The method below may be a useful first step to updating internal links to the old URLs.
Updating old links can help increase page loading speed and improve crawls of your site.
Why this request isn't as straightforward as it sounds
This request mixes data from different sources: page data and links data. At the moment, it isn't possible to request information from both sets of data at the same time.
That's okay: you can still obtain the data you want from each set of data, and then use different tricks to join the results together.
How to get a list of all pages that have been redirected and the URL they are redirected to
Navigate to the Data Explorer under Tools in the crawl results.
Use the Oncrawl Query Language to set a filter for all pages with a 301 status code.
Remove all columns except Full URL and Redirect final target. (If Redirect final target isn't present, you can add it using the + button.)
Click Export data at the top of the page.
How to get a list of all links to pages that have been redirected
Navigate to the Data Explorer under Tools in the crawl results.
Change the dataset to Links and click on the quickfilter labeled Pages pointing to 3xx errors.
Remove all columns except Origin: Full URL and Target: Full URL.
How to merge the files
Using VLOOKUP in Excel
Open a new Excel workbook.
Paste the contents of your first file (the pages) into the first sheet.
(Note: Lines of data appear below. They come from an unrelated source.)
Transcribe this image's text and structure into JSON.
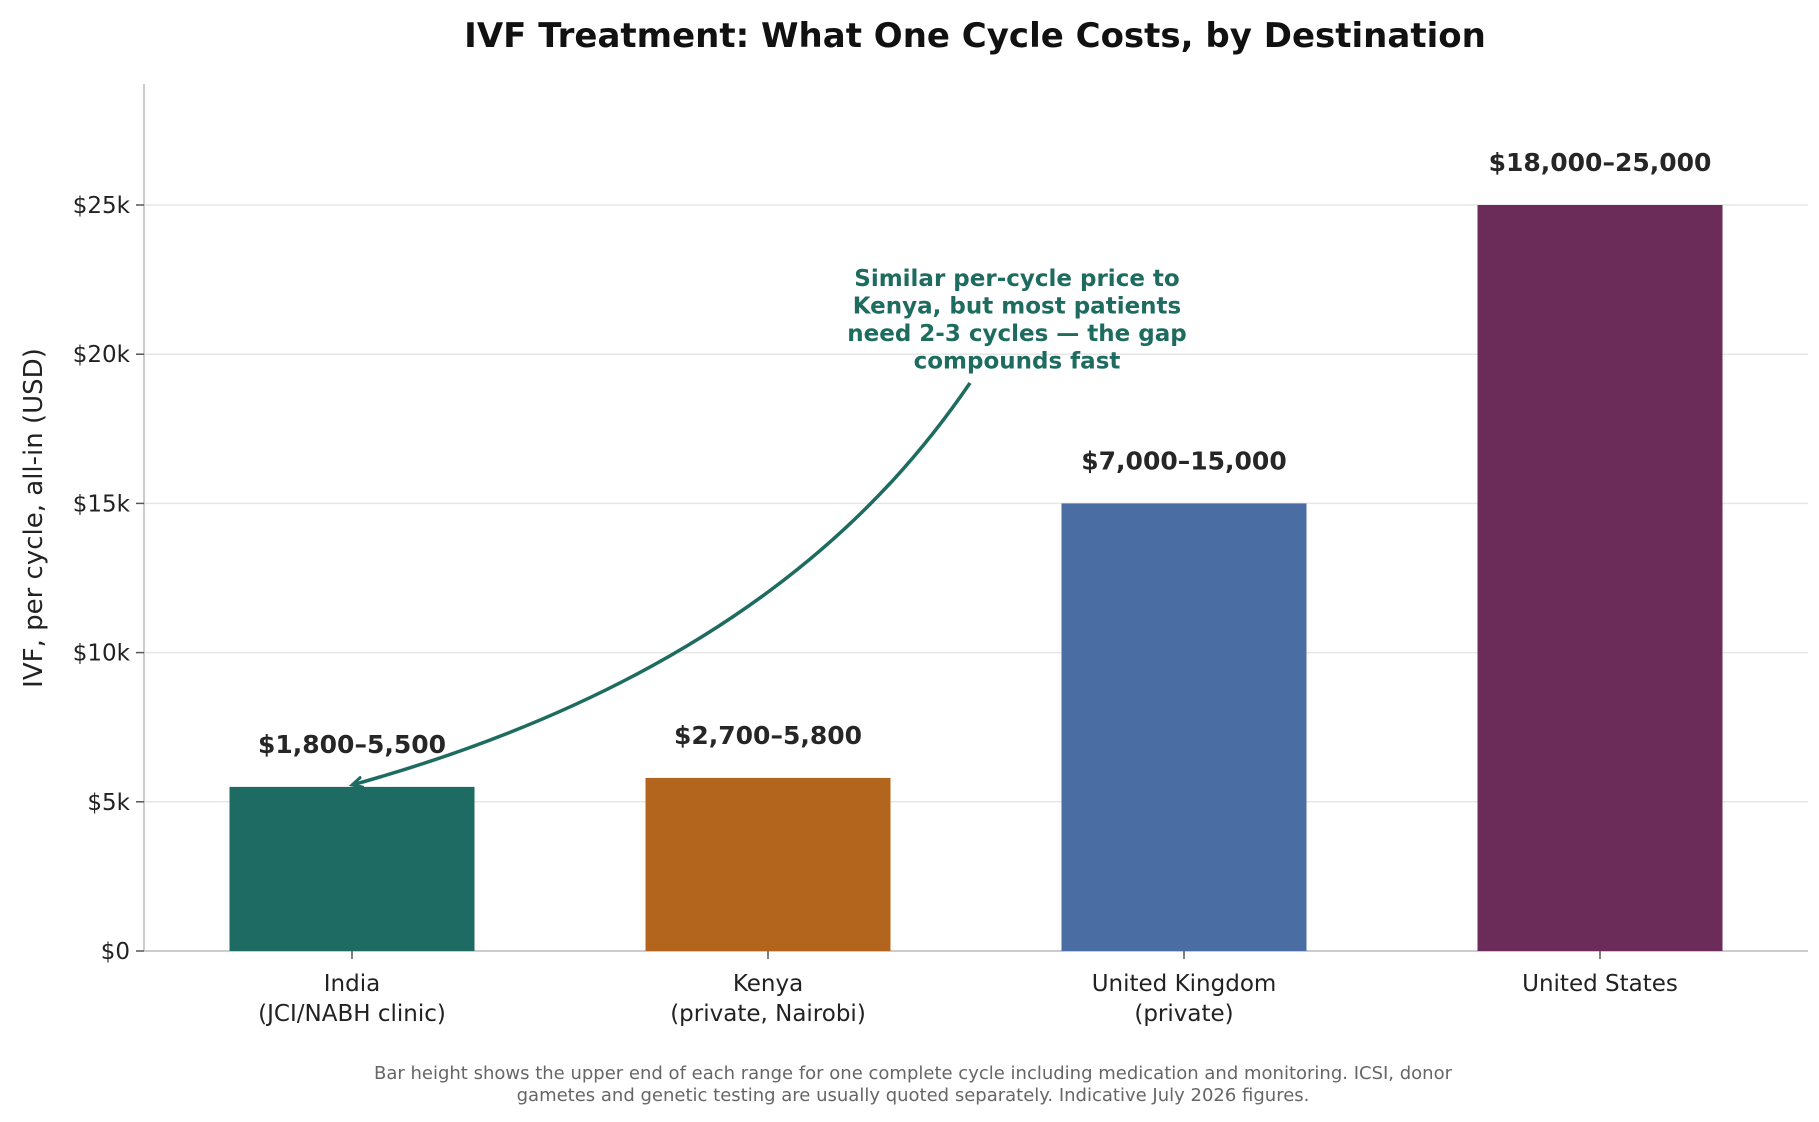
{
  "chart_data": {
    "type": "bar",
    "title": "IVF Treatment: What One Cycle Costs, by Destination",
    "ylabel": "IVF, per cycle, all-in (USD)",
    "xlabel": "",
    "ylim": [
      0,
      29000
    ],
    "yticks": [
      0,
      5000,
      10000,
      15000,
      20000,
      25000
    ],
    "ytick_labels": [
      "$0",
      "$5k",
      "$10k",
      "$15k",
      "$20k",
      "$25k"
    ],
    "grid": "horizontal",
    "categories": [
      [
        "India",
        "(JCI/NABH clinic)"
      ],
      [
        "Kenya",
        "(private, Nairobi)"
      ],
      [
        "United Kingdom",
        "(private)"
      ],
      [
        "United States"
      ]
    ],
    "values": [
      5500,
      5800,
      15000,
      25000
    ],
    "ranges": [
      [
        1800,
        5500
      ],
      [
        2700,
        5800
      ],
      [
        7000,
        15000
      ],
      [
        18000,
        25000
      ]
    ],
    "data_labels": [
      "$1,800–5,500",
      "$2,700–5,800",
      "$7,000–15,000",
      "$18,000–25,000"
    ],
    "colors": [
      "#1d6b62",
      "#b3651e",
      "#4a6ea3",
      "#6b2c5a"
    ],
    "annotation": {
      "lines": [
        "Similar per-cycle price to",
        "Kenya, but most patients",
        "need 2-3 cycles — the gap",
        "compounds fast"
      ],
      "color": "#1e6b60",
      "points_to_category": 0
    },
    "footnote": [
      "Bar height shows the upper end of each range for one complete cycle including medication and monitoring. ICSI, donor",
      "gametes and genetic testing are usually quoted separately. Indicative July 2026 figures."
    ]
  }
}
Name the sheet "Pages".
Create a new sheet. Paste the contents of your second file (the links) into a second sheet and name it "Links".
Add a column to the "Links" sheet and name the column "New location".
In Cell C2 of the links sheet, use a VLOOKUP search for the link destination that you see in B2 in the list of pages in the other sheet.
Here is the full formula:
=VLOOKUP(B2;'Pages!A$1:B$1000;2;FALSE)
Make sure that the "1000" in B$1000
is the number of the last line in the list of Pages.
Copy the cell C2 and page it in the rest of the cells in column C.
Don't forget to save the Excel file.
Using the csvjoint function in the csvkit Python package
Download and install the csvkit Python package, available here on GitHub.
Full documentation for the csvjoin function is also available.
You'll need to ask it to join file 2 (the links) to file 1 (the URLs), using the second column in the first file (the URL linked to) and the first column in the second file (the URL that was redirected).
You'll need:
The location of the first file, which will look something like:
~/Downloads/export-5975c7e1451c953ed90d7b7c-custom_query.csv
The location of the second file, which will look something like:
~/Downloads/export-5975c7e1451c953ed90d7b7c-custom_query\ \(1\).csv
Note the extra backslash \
before the opening and closing parentheses.
Execute the command -c 2,1
.
Here is the full commande line:
csvjoin -c 2,1 ~/Downloads/export-5975c7e1451c953ed90d7b7c-custom_query.csv ~/Downloads/export-5975c7e1451c953ed90d7b7c-custom_query\ \(1\).csv > results_origin_target_location.csv
This may take a while, depending on the number of lines in the first file, which each need to be looked up in the second file.
This will create a file called "results_origin_target_location.csv" with a line for each link. Each line lists the link origin, the page to which it links, and the page it is redirected to.